Congratulations on deciding to take the big step and live in Israel. Whether you have made Aliyah (עלייה), becoming a citizen of Israel, or are a university student ( אונברסיטת סטודנט ), now you have to find a place to live.
First decide which city and neighborhood (שכונה) you would like to live in. It is a good idea to go visiting friends in that neighborhood and stay overnight. Walk around on Shabbat, to see if you like the general feeling, and of course the climate (מזג אוויר). The climate in Beit Shemesh most of the year is very hot, whereas in Jerusalem, the weather varies quite a bit summer and winter.
Finding an apartment to rent in Israel
Finding an apartment (דירה) to rent (להשכרה) can be very time consuming. Most of the rental apartments in Israel are owned privately, not by large corporations. This means that the condition of apartments varies quite a bit. Most apartments do not have built-in closets (ארונות) like in other countries. If you rent an unfurnished apartment, then remember that you are getting an empty apartment. Buy closets and have them put together by a carpenter (נגר).
You can go to a real estate agent to find an apartment to rent. You will have to pay the equivalent (שווה) of a month’s rent to the Realtor (מתווך). This is good if you don’t speak Hebrew, and the Realtor is bilingual. Then he/she can do all the negotiating for you. Another way to find an apartment is to go to a website with apartment listings. There are a few in Hebrew and some in English. Go see the apartment. One big difference between Israel and the United States is how they number the floors of an apartment building. The ground floor (קרקע) is not included in the numbering. If the ad says 1st floor, then it is one floor up. This is not too bad, but if the ad is for a 4th floor apartment and no elevator (מעלית), then it means that you will have to walk up four flights of stairs!

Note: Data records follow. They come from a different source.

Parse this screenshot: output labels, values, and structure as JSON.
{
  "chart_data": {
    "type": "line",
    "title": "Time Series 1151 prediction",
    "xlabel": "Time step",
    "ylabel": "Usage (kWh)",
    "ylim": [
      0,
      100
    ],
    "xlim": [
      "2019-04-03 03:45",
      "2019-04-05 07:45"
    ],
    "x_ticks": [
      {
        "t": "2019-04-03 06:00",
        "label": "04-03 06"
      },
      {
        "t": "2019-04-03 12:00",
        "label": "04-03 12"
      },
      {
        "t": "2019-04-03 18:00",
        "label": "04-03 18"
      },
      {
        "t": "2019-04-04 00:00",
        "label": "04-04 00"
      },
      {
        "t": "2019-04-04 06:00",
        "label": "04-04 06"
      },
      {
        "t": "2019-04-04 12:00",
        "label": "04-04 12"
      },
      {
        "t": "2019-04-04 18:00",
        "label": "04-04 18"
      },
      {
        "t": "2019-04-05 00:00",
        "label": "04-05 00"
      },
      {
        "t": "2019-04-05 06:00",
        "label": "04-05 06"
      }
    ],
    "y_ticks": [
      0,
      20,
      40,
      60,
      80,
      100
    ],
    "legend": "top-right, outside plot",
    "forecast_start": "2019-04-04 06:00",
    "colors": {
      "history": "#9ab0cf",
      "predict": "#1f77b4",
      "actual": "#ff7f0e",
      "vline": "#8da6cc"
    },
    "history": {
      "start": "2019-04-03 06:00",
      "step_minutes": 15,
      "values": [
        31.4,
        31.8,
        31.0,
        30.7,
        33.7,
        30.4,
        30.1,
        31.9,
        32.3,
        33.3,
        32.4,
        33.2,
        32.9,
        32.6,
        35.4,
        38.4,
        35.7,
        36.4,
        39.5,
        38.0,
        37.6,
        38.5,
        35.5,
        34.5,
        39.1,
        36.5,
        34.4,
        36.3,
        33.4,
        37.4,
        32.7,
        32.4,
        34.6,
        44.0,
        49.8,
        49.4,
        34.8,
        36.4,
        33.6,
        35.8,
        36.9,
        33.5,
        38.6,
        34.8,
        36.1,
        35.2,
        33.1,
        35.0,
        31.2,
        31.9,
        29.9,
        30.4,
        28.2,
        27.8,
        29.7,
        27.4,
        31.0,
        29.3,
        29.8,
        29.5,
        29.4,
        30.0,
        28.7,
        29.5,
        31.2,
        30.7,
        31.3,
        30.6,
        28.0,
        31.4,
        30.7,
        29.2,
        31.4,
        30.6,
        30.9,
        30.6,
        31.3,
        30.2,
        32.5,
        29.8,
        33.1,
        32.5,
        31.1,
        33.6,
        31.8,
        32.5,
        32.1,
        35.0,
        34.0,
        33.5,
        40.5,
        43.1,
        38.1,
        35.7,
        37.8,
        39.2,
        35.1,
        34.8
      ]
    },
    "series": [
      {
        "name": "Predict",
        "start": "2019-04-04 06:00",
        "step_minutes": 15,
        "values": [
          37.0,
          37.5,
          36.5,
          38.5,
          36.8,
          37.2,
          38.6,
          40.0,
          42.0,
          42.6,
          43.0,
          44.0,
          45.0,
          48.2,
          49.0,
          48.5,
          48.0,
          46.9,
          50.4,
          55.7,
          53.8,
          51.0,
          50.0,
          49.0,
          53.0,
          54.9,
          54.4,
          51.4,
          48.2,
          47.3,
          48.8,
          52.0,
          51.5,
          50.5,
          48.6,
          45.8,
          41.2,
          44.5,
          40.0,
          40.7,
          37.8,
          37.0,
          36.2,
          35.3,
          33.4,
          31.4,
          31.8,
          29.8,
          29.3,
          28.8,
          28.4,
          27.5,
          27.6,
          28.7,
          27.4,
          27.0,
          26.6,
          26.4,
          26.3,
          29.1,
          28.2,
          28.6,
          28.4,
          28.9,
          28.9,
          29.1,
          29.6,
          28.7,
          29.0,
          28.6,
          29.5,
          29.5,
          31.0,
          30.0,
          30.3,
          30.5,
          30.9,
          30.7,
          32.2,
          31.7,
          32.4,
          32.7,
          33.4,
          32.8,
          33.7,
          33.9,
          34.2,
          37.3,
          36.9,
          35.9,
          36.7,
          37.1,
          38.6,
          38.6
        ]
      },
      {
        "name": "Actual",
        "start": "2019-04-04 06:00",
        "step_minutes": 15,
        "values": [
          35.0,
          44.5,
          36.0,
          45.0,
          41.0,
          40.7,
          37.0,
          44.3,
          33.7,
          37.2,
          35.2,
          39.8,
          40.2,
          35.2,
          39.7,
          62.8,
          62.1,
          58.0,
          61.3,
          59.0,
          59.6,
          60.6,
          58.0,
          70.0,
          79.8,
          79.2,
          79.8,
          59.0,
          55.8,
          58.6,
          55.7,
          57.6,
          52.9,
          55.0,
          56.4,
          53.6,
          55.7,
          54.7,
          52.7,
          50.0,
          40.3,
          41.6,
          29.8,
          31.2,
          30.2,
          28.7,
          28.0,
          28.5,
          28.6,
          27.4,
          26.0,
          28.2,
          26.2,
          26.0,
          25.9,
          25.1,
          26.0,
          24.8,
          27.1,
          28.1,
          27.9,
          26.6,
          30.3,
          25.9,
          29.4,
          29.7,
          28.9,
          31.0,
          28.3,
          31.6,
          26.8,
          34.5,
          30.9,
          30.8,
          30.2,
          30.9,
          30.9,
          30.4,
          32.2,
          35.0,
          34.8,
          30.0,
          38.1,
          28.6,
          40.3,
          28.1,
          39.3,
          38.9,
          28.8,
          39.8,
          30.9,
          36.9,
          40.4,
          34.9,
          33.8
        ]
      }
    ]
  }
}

When dealing with apartment owners, usually they will want first and last month’s rent, and a security check. Some will also want checks written out for the whole year in advance (מראש). You will have to read the rental contract, which is in Hebrew, so bring along a bilingual friend to translate for you. The apartment should have been painted, check that the water works, if there is a solar water heater ( דוד שמש), and if there is a water hookup for a clothes washer. You will also have to pay the yearly property tax (ארנונה) the amount depends upon how many square meters the apartment is. Ask also is there is a monthly charge (ועד בית) for cleaning the stairs and electricity for the elevator if there is one. You will also be responsible for changing the water and electricity service. Also there are a few ways to get Internet service, so shop around for the best deal for Internet, and home telephone service.
If all is to your satisfaction, then make another meeting with the apartment owner, and sign the contract (חוזה); get the key and move in! You are now a proud apartment renter!